Centre d’hébergement Alfred-desrochers
Montreal Residents 130 Infected residents 59 Deaths N/A Infected staff N/A Staff deaths N/A
Solange Arsenault April 6, 1949-March 28, 2020
Solange Arsenault grew up on the remote shores of the Gaspésie region of Quebec, and her love of the land would never leave her. Her first home was near the Bonaventure River, where her father worked as a salmon fishing guide.
Arsenault became a wellknown singer and poet, performing at music festivals and concert venues in Quebec and France for 12 years, her songs evoking the land and people of the Gaspésie. She studied literature, obtained her PHD, and taught at the CEGEP Gérald-godin on Montreal’s West Island.
“She was an artist and an intellectual, a very warm person,” said her partner, Anne Kettenbeil. “She was brilliant, but never boastful. I don’t think I ever heard her use her doctorate title once. She was a real Gaspésienne.”
They met “on a mountaintop in the middle of nowhere” near La Tuque, and stayed together for 35 years.

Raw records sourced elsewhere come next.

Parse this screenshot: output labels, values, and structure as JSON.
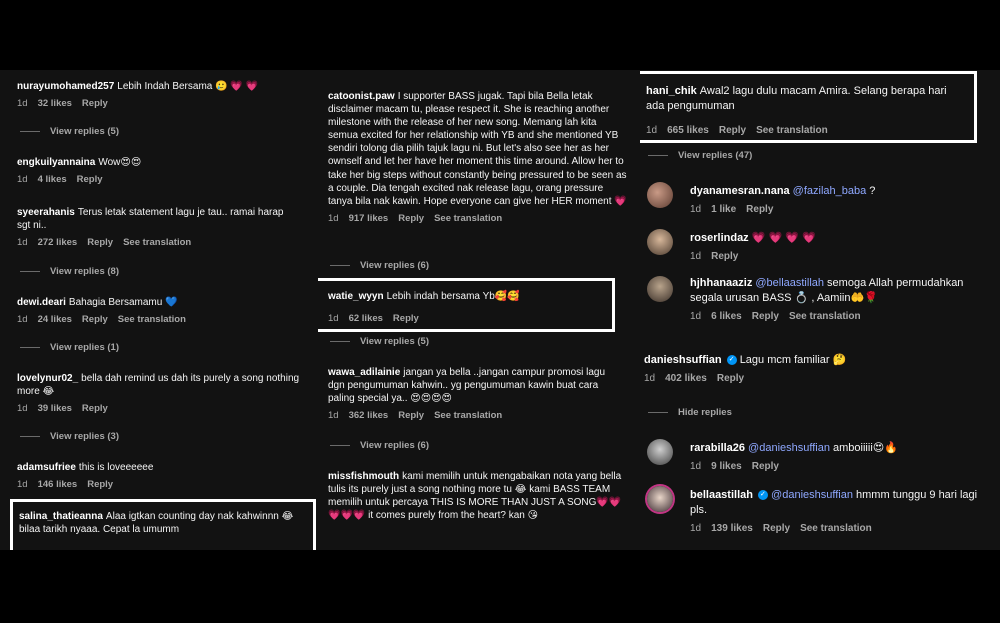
{
  "colors": {
    "background": "#000000",
    "panel": "#121212",
    "meta_text": "#a8a8a8",
    "heart": "#ff3040",
    "mention": "#8fa8ff",
    "highlight_box": "#ffffff"
  },
  "ui": {
    "reply": "Reply",
    "see_translation": "See translation",
    "hide_replies": "Hide replies"
  },
  "col1": {
    "c1": {
      "user": "nurayumohamed257",
      "text": "Lebih Indah Bersama 🥲 💗 💗",
      "time": "1d",
      "likes": "32 likes",
      "view_replies": "View replies (5)"
    },
    "c2": {
      "user": "engkuilyannaina",
      "text": "Wow😍😍",
      "time": "1d",
      "likes": "4 likes"
    },
    "c3": {
      "user": "syeerahanis",
      "text": "Terus letak statement lagu je tau.. ramai harap sgt ni..",
      "time": "1d",
      "likes": "272 likes",
      "view_replies": "View replies (8)"
    },
    "c4": {
      "user": "dewi.deari",
      "text": "Bahagia Bersamamu 💙",
      "time": "1d",
      "likes": "24 likes",
      "view_replies": "View replies (1)"
    },
    "c5": {
      "user": "lovelynur02_",
      "text": "bella dah remind us dah its purely a song nothing more 😂",
      "time": "1d",
      "likes": "39 likes",
      "view_replies": "View replies (3)"
    },
    "c6": {
      "user": "adamsufriee",
      "text": "this is loveeeeee",
      "time": "1d",
      "likes": "146 likes"
    },
    "c7": {
      "user": "salina_thatieanna",
      "text": "Alaa igtkan counting day nak kahwinnn 😂 bilaa tarikh nyaaa. Cepat la umumm"
    }
  },
  "col2": {
    "c1": {
      "user": "catoonist.paw",
      "text": "I supporter BASS jugak. Tapi bila Bella letak disclaimer macam tu, please respect it. She is reaching another milestone with the release of her new song. Memang lah kita semua excited for her relationship with YB and she mentioned YB sendiri tolong dia pilih tajuk lagu ni. But let's also see her as her ownself and let her have her moment this time around. Allow her to take her big steps without constantly being pressured to be seen as a couple. Dia tengah excited nak release lagu, orang pressure tanya bila nak kawin. Hope everyone can give her HER moment 💗",
      "time": "1d",
      "likes": "917 likes",
      "view_replies": "View replies (6)"
    },
    "c2": {
      "user": "watie_wyyn",
      "text": "Lebih indah bersama Yb🥰🥰",
      "time": "1d",
      "likes": "62 likes",
      "view_replies": "View replies (5)"
    },
    "c3": {
      "user": "wawa_adilainie",
      "text": "jangan ya bella ..jangan campur promosi lagu dgn pengumuman kahwin.. yg pengumuman kawin buat cara paling special ya.. 😍😍😍😍",
      "time": "1d",
      "likes": "362 likes",
      "view_replies": "View replies (6)"
    },
    "c4": {
      "user": "missfishmouth",
      "text": "kami memilih untuk mengabaikan nota yang bella tulis its purely just a song nothing more tu 😂 kami BASS TEAM memilih untuk percaya THIS IS MORE THAN JUST A SONG💗💗💗💗💗 it comes purely from the heart? kan 😘"
    }
  },
  "col3": {
    "c1": {
      "user": "hani_chik",
      "text": "Awal2 lagu dulu macam Amira. Selang berapa hari ada pengumuman",
      "time": "1d",
      "likes": "665 likes",
      "view_replies": "View replies (47)"
    },
    "c2": {
      "user": "dyanamesran.nana",
      "mention": "@fazilah_baba",
      "text": " ?",
      "time": "1d",
      "likes": "1 like"
    },
    "c3": {
      "user": "roserlindaz",
      "text": "💗 💗 💗 💗",
      "time": "1d"
    },
    "c4": {
      "user": "hjhhanaaziz",
      "mention": "@bellaastillah",
      "text": " semoga Allah permudahkan segala urusan BASS 💍 , Aamiin🤲🌹",
      "time": "1d",
      "likes": "6 likes"
    },
    "c5": {
      "user": "danieshsuffian",
      "text": "Lagu mcm familiar 🤔",
      "time": "1d",
      "likes": "402 likes"
    },
    "c6": {
      "user": "rarabilla26",
      "mention": "@danieshsuffian",
      "text": " amboiiiii😍🔥",
      "time": "1d",
      "likes": "9 likes"
    },
    "c7": {
      "user": "bellaastillah",
      "mention": "@danieshsuffian",
      "text": " hmmm tunggu 9 hari lagi pls.",
      "time": "1d",
      "likes": "139 likes"
    }
  }
}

Arsenault got Parkinson’s disease in her 50s and had to give up teaching, but still composed art. Two years ago she moved to a government-run nursing home, the Centre d’hébergement Alfred-desrochers because her disease had progressed. But she was still strong — she bounced back from a bout of pneumonia last year within days.
Arsenault’s caregivers were excellent, said Kettenbeil, who stayed by her partner’s side for her last four days. But the government’s preparedness was not. Kettenbeil said she witnessed a “flagrant” lack of preventive and containment measures at the centre, insufficient staff forced to work without protective equipment or proper training. Nearly half of the centre’s 130 residents have since tested positive.
“In the end, it’s the residents and the people who take care of them that are paying the price,” said Kettenbeil, who is advocating for better care and an investigation into Quebec’s handling of the crisis at its longterm care centres.
Arsenault died on March 28. She was 70 years old.